Research article

Measuring differential gene expression by short read sequencing: quantitative comparison to 2-channel gene expression microarrays

Joshua S Bloom^{* 1} , Zia Khan^{* 2} , Leonid Kruglyak^3,4,5 , Mona Singh^2,3 and Amy A Caudy³

¹Department of Molecular Biology, Princeton University, New Jersey, USA

²Department of Computer Science, Princeton University, New Jersey, USA

³Lewis-Sigler Institute of Integrative Genomics, Princeton University, New Jersey, USA

⁴Department of Ecology and Evolutionary Biology, Princeton University, New Jersey, USA

⁵Howard Hughes Medical Institute, Princeton University, New Jersey, USA

author email corresponding author email* Contributed equally

BMC Genomics 2009, 10:221doi:10.1186/1471-2164-10-221

Published:	12 May 2009

Abstract

Background

High-throughput cDNA synthesis and sequencing of poly(A)-enriched RNA is rapidly emerging as a technology competing to replace microarrays as a quantitative platform for measuring gene expression.

Results

Consequently, we compared full length cDNA sequencing to 2-channel gene expression microarrays in the context of measuring differential gene expression.
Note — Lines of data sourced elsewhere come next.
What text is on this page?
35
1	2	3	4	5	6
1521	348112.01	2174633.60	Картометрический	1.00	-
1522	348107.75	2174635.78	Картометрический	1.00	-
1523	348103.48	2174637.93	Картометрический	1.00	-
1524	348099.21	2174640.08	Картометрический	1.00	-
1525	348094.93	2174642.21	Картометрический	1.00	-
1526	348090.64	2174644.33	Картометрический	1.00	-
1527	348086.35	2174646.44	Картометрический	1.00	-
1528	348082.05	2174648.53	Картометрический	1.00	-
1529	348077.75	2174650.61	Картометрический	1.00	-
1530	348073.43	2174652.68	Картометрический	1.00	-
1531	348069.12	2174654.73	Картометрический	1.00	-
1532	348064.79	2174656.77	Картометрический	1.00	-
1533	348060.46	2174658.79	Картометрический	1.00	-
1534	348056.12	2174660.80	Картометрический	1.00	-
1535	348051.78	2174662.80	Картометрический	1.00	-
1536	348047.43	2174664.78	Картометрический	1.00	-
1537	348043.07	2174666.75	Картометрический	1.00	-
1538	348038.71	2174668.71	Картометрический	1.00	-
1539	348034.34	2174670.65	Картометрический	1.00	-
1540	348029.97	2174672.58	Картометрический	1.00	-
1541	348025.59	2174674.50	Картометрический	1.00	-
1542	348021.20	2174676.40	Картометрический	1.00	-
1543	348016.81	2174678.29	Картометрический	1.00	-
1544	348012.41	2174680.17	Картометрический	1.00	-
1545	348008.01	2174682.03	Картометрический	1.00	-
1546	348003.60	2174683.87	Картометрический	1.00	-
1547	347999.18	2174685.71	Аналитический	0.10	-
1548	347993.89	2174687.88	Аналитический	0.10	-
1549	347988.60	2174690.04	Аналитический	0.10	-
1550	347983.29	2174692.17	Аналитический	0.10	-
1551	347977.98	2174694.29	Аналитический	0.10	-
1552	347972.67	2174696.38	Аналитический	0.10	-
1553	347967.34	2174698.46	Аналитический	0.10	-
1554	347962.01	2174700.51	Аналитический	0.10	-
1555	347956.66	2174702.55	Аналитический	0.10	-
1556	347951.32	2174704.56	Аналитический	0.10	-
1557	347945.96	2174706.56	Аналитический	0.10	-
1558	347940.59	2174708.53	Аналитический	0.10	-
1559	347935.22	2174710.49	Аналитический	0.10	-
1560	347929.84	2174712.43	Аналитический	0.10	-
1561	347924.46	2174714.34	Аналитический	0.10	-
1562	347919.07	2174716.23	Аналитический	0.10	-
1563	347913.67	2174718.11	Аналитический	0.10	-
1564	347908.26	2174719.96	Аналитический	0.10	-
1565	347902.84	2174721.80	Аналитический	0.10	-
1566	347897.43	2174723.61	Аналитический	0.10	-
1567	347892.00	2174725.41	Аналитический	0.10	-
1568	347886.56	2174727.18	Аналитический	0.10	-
Because of its comparable cost to a gene expression microarray, our study focused on the data obtainable from a single lane of an Illumina 1 G sequencer. We compared sequencing data to a highly replicated microarray experiment profiling two divergent strains of S. cerevisiae.

Conclusion

Using a large number of quantitative PCR (qPCR) assays, more than previous studies, we found that neither technology is decisively better at measuring differential gene expression. Further, we report sequencing results from a diploid hybrid of two strains of S. cerevisiae that indicate full length cDNA sequencing can discover heterozygosity and measure quantitative allele-specific expression simultaneously.